One thing that I always remind myself of is to be opened to all possibilities, especially when troubleshooting technical issues. This usually works well, but sometimes, when we have already decided on the result or the reason for a problem, it can blind you from thinking otherwise.
The other day at the data center in Japan, one of the HP Proliant servers had a problem and we kept getting the message “hardware error”. So my immediate assumption was that something must be wrong with one of the hardware parts of the server. So in comes the HP engineer to look at the problem. My initial suspect is either the system board or the SCSI board. So I thought that this would be a quick and easy job, 1 hour, everything replaced and we go home.
But NO!! The engineer replaced the system board; it did not work. The SCSI board; did not work. Then we waiting for another 3 more hours for some CPU and memory parts to come in. Replaced the CPU; did not work. Replaced the memory, still did not work! Argghhhhh… it already 8 pm! The good news is that the server was not in production, so we took a break after like 6 hours working on it. Went home and rested.
The next day, a new engineer came in and I expected them to bring in more parts. So I was a little pissed when he did not carry anything with him and I said to myself: “Oh no, what can he do without parts, not another late night!?”
So already I’ve made a decision that this is stupid engineer and was a little bit on the edge (only internally), just waiting to see what miracle he could perform.
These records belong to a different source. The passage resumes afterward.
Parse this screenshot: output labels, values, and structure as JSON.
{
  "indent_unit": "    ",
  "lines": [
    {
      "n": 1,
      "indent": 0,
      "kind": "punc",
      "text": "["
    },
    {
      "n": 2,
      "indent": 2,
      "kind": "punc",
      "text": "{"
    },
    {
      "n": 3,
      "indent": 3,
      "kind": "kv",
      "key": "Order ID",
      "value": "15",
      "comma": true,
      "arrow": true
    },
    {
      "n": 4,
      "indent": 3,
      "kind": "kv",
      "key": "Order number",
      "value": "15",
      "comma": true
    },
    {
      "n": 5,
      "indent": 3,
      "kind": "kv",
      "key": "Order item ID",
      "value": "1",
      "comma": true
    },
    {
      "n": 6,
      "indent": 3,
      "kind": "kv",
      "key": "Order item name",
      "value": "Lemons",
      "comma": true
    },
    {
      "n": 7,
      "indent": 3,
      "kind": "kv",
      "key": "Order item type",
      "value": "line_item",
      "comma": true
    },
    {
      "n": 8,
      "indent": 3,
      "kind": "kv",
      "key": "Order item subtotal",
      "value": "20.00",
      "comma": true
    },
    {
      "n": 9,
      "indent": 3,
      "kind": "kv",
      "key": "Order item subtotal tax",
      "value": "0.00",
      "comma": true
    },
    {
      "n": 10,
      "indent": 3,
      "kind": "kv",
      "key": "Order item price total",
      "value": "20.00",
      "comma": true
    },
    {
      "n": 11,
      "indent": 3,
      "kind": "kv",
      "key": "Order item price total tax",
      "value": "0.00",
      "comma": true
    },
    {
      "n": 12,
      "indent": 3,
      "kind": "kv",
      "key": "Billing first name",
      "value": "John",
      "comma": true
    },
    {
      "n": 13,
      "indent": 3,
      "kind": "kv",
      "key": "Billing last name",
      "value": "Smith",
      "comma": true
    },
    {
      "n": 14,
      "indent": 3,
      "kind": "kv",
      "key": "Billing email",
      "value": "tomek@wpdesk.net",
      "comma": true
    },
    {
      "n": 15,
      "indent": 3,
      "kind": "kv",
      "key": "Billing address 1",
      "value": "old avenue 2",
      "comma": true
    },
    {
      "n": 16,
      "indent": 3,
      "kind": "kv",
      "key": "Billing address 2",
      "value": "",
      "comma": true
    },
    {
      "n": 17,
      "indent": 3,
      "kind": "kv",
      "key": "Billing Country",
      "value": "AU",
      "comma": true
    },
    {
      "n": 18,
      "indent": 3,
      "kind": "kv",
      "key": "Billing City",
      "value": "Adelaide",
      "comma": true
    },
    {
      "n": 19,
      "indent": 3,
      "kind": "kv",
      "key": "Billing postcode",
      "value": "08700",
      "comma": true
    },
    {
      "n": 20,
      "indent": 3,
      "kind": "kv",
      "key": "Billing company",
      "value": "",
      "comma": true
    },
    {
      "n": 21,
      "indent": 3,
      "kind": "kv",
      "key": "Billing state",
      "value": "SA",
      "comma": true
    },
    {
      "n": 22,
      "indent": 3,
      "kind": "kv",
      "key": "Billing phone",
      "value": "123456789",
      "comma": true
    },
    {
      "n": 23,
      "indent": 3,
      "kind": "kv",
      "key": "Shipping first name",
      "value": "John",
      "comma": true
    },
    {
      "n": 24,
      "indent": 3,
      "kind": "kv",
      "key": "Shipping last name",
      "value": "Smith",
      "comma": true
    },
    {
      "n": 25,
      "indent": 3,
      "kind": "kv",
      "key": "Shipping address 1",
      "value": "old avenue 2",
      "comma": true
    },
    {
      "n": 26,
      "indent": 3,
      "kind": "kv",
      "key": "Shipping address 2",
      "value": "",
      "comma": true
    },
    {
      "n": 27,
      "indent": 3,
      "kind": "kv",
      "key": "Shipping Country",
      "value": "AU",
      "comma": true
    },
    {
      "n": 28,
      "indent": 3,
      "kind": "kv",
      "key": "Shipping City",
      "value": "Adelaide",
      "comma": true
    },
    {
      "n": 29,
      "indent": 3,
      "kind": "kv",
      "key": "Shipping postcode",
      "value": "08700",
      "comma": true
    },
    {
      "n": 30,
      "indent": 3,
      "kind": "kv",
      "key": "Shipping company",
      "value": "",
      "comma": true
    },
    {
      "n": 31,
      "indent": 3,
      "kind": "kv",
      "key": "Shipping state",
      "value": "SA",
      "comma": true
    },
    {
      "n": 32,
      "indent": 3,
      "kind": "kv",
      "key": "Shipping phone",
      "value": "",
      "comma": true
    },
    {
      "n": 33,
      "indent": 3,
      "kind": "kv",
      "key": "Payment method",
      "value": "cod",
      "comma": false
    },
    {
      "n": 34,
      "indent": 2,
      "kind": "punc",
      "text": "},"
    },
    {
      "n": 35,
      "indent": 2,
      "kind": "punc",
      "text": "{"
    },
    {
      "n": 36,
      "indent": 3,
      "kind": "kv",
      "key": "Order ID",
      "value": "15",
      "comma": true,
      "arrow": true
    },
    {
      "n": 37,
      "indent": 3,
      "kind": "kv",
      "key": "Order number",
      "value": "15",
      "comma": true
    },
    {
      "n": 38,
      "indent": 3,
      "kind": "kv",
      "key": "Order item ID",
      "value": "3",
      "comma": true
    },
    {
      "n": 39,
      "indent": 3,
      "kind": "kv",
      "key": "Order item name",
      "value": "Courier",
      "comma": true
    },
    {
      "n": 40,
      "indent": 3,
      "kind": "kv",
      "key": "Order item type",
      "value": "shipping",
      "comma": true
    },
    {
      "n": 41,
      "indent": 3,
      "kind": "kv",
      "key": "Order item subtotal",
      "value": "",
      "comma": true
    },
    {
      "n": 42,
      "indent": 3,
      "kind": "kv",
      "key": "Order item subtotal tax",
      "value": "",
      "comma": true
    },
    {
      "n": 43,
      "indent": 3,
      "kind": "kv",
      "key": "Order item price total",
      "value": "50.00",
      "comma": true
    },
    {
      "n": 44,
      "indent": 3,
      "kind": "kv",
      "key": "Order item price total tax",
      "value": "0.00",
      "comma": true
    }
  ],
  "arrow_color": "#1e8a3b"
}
He ask for a Windows 2003 CD, which we did not have. So I showed him where I got the error and using the exact same hard disks, I inserted it into another machine of the same specs and showed him that it booted up fine. Then I keep repeating (in broken Japanese) that we did this sooooooo many times with all other servers and they worked and only THAT machine did not work. I was trying to impress onto him that he need to CHANGE the whole bloody machine and save my time.
Then he did some that caught me off guard and suddenly and immediately I knew what was most likely the problem!
He took out the PCI network card and the 2 HBA (fiber channel) cards and place them on the floor. Almost immediatly, I knew that the problem must be due to one of the HBA cards and the symptoms makes sense all of a sudden. True enough, it was one of the HBA cards… and it has nothing to do with server, its our own stuff.
I could almost kill myself with stupidity because this is one of the worst sins one can commit in troubleshooting: “Not breaking down and identifying all the variables and eliminate them one by one!” My assumption that the server had to be faulty was so strong that I forgot that other variables, like the cards or even cables could be a source of problem.
Boy did I do a lot of “domo arigato gazaimasu” with him as he was leaving.